Under the rule that directors are not liable for mistakes of judgment, it follows
naturally that they are not liable for the mismanagement of the corporate
affairs where such mismanagement is a mistake of judgment. The wisdom of this
rule is not only approved by common experience but by law writers and all courts. A rule so
rigid as to hold directors personally liable for honest mistakes in corporate management
would deter all prudent business men from accepting such positions. The remedy of
stockholders in all such cases is by a change in the directory. ... The rule is that courts will
not interfere even in the doubtful cases. But directors and managing officers may be
liable for mismanagement to warrant the interposition of a court either as against
the contemplated action of the directors, or a majority of the stockholders, or to give relief by
way of damages after the action has been taken; a case must be made out which
plainly shows that such action is so far opposed to the true interests of the
corporation itself as to lead to clear inference that no one thus acting could have
been influenced by any honest desire to secure such interests, but that he must
have acted with an intent to subserve some outside purpose, regardless of the
consequences to the corporation, and in a manner inconsistent with its interests.

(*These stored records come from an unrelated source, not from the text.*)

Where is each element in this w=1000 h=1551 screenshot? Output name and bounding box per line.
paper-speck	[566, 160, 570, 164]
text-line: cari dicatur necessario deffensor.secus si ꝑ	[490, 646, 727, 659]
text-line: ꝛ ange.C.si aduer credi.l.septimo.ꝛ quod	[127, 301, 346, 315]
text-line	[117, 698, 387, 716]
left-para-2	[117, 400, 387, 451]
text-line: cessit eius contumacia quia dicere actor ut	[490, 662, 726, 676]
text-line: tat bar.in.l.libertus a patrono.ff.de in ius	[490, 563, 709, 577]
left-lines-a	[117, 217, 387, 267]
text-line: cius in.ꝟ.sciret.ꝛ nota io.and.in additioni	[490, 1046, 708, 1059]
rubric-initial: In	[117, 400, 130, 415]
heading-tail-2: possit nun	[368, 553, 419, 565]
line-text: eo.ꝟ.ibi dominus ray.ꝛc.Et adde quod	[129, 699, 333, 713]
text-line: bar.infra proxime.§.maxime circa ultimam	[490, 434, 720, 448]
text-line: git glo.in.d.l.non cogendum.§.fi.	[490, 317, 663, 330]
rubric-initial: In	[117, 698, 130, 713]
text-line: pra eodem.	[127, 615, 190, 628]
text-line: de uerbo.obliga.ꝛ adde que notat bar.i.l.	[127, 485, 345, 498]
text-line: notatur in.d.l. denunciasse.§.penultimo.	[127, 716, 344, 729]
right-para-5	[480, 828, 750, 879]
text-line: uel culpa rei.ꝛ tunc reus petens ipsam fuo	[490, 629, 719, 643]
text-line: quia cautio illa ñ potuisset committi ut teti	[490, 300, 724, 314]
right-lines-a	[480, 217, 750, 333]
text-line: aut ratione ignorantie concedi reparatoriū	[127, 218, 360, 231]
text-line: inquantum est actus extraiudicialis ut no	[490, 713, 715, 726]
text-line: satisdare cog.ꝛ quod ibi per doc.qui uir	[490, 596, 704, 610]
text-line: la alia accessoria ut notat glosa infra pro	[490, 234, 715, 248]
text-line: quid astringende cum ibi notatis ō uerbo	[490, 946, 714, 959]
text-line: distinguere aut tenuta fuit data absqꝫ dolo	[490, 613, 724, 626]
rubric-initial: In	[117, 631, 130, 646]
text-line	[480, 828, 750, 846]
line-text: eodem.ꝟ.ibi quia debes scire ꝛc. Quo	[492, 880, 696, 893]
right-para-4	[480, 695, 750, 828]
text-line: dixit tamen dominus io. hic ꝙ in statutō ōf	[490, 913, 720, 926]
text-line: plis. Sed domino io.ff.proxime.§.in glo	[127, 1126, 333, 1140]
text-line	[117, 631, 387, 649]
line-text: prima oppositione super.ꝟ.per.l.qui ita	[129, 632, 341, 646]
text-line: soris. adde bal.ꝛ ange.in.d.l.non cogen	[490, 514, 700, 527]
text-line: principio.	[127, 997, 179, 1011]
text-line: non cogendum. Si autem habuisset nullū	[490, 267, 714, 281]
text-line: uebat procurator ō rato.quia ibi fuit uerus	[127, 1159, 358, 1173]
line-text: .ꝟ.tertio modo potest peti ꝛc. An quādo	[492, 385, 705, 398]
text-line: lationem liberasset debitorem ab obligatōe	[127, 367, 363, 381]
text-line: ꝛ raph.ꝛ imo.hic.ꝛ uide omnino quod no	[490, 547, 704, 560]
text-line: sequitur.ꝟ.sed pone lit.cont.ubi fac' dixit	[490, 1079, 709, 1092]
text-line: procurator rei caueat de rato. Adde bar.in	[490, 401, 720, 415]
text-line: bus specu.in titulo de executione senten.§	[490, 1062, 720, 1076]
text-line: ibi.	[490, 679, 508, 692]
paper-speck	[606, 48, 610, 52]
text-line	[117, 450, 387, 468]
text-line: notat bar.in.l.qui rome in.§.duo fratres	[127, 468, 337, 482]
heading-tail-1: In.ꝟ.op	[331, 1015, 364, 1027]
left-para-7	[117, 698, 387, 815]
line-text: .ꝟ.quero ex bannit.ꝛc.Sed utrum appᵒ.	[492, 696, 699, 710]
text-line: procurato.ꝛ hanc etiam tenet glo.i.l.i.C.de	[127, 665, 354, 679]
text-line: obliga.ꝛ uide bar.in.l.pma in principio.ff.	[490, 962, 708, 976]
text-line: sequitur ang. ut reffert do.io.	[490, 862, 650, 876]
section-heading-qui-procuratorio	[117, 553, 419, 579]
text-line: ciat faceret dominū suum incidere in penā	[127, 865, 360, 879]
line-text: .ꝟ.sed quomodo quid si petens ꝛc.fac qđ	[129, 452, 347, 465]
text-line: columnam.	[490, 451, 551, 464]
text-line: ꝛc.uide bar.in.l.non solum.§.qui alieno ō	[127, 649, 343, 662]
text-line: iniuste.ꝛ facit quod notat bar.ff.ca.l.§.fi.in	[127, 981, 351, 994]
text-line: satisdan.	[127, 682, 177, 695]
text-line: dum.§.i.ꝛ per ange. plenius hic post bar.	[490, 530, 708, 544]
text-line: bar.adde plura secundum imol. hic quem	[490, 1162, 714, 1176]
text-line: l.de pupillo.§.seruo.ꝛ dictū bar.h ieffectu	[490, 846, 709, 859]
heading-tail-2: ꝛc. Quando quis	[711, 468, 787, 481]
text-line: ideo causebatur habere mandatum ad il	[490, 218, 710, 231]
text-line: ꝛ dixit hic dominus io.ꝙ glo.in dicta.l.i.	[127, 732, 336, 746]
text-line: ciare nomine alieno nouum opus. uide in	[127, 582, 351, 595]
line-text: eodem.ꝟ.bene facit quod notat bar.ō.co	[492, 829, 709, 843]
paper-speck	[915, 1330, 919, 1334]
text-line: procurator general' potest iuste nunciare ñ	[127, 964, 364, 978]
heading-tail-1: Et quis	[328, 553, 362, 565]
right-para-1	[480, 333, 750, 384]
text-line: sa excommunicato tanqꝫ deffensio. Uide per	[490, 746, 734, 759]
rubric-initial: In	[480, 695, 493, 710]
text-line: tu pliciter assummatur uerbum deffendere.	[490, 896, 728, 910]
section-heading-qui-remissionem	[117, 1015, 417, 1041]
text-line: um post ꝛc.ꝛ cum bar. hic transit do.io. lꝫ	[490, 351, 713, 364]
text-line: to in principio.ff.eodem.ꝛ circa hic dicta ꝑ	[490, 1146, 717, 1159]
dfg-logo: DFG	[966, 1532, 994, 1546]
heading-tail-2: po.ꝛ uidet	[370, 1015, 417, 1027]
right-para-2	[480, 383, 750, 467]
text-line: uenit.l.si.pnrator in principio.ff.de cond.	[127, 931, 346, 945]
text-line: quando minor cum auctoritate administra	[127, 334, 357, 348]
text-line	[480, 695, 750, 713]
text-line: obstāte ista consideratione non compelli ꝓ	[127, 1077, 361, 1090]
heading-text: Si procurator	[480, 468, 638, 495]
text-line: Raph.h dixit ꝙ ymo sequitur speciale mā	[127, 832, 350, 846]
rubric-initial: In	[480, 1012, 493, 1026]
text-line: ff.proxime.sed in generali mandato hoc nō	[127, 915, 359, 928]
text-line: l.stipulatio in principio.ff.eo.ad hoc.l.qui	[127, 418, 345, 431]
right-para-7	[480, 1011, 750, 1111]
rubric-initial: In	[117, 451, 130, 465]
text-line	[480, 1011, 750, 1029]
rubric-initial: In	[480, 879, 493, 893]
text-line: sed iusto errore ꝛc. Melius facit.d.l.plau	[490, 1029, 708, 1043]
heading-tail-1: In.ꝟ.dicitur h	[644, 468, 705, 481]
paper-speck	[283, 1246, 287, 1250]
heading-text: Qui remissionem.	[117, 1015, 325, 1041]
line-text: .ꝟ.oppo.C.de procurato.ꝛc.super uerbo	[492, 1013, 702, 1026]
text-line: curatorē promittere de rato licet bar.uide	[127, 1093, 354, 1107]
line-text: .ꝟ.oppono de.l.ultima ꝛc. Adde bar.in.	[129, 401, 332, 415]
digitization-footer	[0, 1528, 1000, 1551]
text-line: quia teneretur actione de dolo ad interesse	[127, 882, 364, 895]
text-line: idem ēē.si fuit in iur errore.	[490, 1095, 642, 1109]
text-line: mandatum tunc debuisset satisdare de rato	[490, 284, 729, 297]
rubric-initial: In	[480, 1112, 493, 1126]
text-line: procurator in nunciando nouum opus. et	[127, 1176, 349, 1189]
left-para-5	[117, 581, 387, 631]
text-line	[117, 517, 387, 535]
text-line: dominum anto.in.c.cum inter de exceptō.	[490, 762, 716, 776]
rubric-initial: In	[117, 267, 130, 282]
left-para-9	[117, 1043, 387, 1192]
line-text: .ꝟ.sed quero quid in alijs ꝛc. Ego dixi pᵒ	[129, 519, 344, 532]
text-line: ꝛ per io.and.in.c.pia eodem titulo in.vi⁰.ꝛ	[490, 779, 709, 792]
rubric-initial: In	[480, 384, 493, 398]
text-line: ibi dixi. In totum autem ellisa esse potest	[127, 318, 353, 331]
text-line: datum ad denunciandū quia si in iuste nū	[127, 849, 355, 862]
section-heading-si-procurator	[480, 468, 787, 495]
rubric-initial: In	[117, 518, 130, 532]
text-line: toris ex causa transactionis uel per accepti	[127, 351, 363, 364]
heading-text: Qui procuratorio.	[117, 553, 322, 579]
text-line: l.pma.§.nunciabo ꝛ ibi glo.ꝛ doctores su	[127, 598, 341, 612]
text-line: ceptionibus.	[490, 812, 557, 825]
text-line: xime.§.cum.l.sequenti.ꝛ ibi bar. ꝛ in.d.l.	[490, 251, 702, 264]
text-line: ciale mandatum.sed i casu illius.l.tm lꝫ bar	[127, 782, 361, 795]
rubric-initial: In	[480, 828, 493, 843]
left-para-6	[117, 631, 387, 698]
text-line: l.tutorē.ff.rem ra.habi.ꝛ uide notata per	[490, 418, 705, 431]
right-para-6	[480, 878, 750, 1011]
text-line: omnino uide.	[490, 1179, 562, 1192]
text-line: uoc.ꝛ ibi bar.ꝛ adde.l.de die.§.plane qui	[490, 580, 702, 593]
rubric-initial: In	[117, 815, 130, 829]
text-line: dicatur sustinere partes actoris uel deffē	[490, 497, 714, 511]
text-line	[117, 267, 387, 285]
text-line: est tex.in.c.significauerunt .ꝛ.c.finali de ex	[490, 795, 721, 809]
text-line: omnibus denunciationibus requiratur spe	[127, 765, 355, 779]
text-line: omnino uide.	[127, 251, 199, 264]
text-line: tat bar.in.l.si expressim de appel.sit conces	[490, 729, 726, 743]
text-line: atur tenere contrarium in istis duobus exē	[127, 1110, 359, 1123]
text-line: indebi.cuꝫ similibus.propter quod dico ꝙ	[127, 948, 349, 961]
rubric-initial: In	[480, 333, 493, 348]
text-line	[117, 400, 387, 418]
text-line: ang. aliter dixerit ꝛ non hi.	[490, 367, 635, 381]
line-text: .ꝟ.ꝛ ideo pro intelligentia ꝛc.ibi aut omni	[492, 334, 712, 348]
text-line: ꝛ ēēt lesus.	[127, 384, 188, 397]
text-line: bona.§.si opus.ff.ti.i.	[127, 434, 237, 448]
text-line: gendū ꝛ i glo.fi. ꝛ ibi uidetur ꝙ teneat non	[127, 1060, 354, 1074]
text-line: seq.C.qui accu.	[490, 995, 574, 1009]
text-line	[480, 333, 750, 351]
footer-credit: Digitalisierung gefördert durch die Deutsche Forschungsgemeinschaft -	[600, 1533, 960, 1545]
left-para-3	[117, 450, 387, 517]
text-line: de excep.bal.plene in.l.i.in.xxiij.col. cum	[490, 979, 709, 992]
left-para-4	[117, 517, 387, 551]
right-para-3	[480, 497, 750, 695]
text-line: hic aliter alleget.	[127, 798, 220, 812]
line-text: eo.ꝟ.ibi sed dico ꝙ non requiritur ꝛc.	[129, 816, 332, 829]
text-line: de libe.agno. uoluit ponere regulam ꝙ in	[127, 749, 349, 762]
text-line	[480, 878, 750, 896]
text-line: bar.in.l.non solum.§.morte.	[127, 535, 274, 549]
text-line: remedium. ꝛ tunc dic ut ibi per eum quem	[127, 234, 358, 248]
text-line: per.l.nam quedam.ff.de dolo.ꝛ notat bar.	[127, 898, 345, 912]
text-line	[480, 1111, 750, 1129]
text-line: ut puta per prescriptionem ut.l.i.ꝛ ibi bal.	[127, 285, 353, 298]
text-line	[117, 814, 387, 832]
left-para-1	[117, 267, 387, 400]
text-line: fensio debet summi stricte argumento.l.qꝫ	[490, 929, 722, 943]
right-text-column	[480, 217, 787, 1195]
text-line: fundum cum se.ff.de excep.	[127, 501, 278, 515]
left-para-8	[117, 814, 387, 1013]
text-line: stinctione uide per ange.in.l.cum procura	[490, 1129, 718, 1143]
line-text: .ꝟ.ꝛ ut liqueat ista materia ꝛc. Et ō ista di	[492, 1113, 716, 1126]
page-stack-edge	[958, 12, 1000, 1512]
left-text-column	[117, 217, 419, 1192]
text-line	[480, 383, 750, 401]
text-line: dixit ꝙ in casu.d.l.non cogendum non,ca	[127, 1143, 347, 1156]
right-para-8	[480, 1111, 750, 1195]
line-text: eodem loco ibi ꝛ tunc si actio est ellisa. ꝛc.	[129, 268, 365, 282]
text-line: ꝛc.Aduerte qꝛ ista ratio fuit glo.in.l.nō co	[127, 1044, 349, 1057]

(Thompson on Corporations, sec. 1298.)
In the case at bar, there is not a scintilla of evidence that there was any justifiable reason
for forcibly evicting the plaintiff from the ferry which he had leased. On the contrary,
the defendant councilors attempted to justify their action on the ground that the ferry
which he was operating was not the one leased to him; this, in spite of the fact that the
vice-president had personally placed him in possession of it more than a year before,
and the fact that he had operated this ferry for over year, evidently with the knowledge
of the defendants. The evidence is so clear that the ferry of which the plaintiff was dispossessed
was the one which he leased that no reasonable man would entertain any doubt whatever upon the
question. Hence, we cannot say that in rescinding the contract with the plaintiff, thereby making
the municipality liable to an action for damages for no valid reason at all, the defendant
councilors were honestly acting for the interests of the municipality .
We are, therefore, of the opinion that the defendants are liable jointly and severally for the
damages sustained by the plaintiff from the rescission of his contract of lease of the ferry
privilege in question. In reaching this conclusion, we have not failed to take into consideration the
rule enunciated in Dennison vs. The Moro Province (R.G. No. 8173, March 28, 1914; not reported),
nor the distinction made by the courts in the United States between the liability of a municipal
corporation, made such acceptance of a village or city charter, and the involuntary quasi
corporations known as counties, towns, school districts, and especially the townships of New
England. Upon the question of the amount of damages sustained, we accept the findings of the
lower court.
For the foregoing reasons, the judgment appealed from is affirmed, with cost. So ordered.
Arellano, C.J., Torres, Johnson and Araullo, JJ., concur.